The SQLAlchemy session object is a scoped session:
# pywip/database.py
from sqlalchemy.orm import scoped_session, sessionmaker
session = scoped_session(sessionmaker())
I want to keep the session management out of the basic functions. For two reasons:
There is another family of functions, sequence functions. The sequence functions call several of the basic functions.

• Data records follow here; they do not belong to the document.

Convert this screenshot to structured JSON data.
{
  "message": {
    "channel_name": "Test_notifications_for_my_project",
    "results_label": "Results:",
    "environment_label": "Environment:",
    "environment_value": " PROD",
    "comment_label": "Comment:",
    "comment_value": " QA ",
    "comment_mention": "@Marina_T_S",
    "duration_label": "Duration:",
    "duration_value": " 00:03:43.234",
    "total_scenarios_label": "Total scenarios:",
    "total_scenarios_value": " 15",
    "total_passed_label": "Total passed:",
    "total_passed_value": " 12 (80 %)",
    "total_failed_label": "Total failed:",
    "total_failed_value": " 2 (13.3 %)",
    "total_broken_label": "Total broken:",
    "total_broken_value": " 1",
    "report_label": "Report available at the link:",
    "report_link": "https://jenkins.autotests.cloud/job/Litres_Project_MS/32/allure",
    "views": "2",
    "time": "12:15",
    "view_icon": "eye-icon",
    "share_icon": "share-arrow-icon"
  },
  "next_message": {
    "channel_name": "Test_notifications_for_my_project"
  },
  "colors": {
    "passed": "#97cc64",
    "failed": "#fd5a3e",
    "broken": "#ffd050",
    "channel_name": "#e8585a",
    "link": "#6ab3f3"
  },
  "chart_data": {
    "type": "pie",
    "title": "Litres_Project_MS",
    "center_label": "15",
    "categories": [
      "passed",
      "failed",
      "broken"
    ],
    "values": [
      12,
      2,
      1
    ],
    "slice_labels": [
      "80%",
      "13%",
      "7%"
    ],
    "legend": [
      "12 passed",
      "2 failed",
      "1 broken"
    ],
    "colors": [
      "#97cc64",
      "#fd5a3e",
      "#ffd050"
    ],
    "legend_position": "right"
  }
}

One sequence function should equal one database transaction.
I need to be able to use the library from other environments. a) From a TurboGears web application. In that case, session management is done by TurboGears. b) From an IPython shell. In that case, commit/rollback will be explicit.
(I am truly sorry for the long question. But I felt I needed to explain the scenario. Perhaps not necessary?)
The described decorator is suitable for long running applications, but you can run into trouble if you accidentally share objects between requests. To make the errors appear earlier and not corrupt anything it is better to discard the session with session.remove().
try:
try:
retval = func(*args, **kwargs)
session.commit()
return retval
except:
session.rollback()
raise
finally:
session.remove()
Or if you can use the with context manager:
try:
with session.registry().transaction:
return func(*args, **kwargs)
finally:
session.remove()
By the way, you might want to use .with_lockmode('update') on the query so your validate doesn't run on stale data.
Ask your WonderWare administrator to give you access to the Wonderware Historian, you can track the values of the tags pretty easily via MSSQL calls over sqlalchemy that you can poll every so often.
Another option is to use the archestra toolkit to listen for the internal tag updates and have a server deployed as a platform in the galaxy which you can listen from.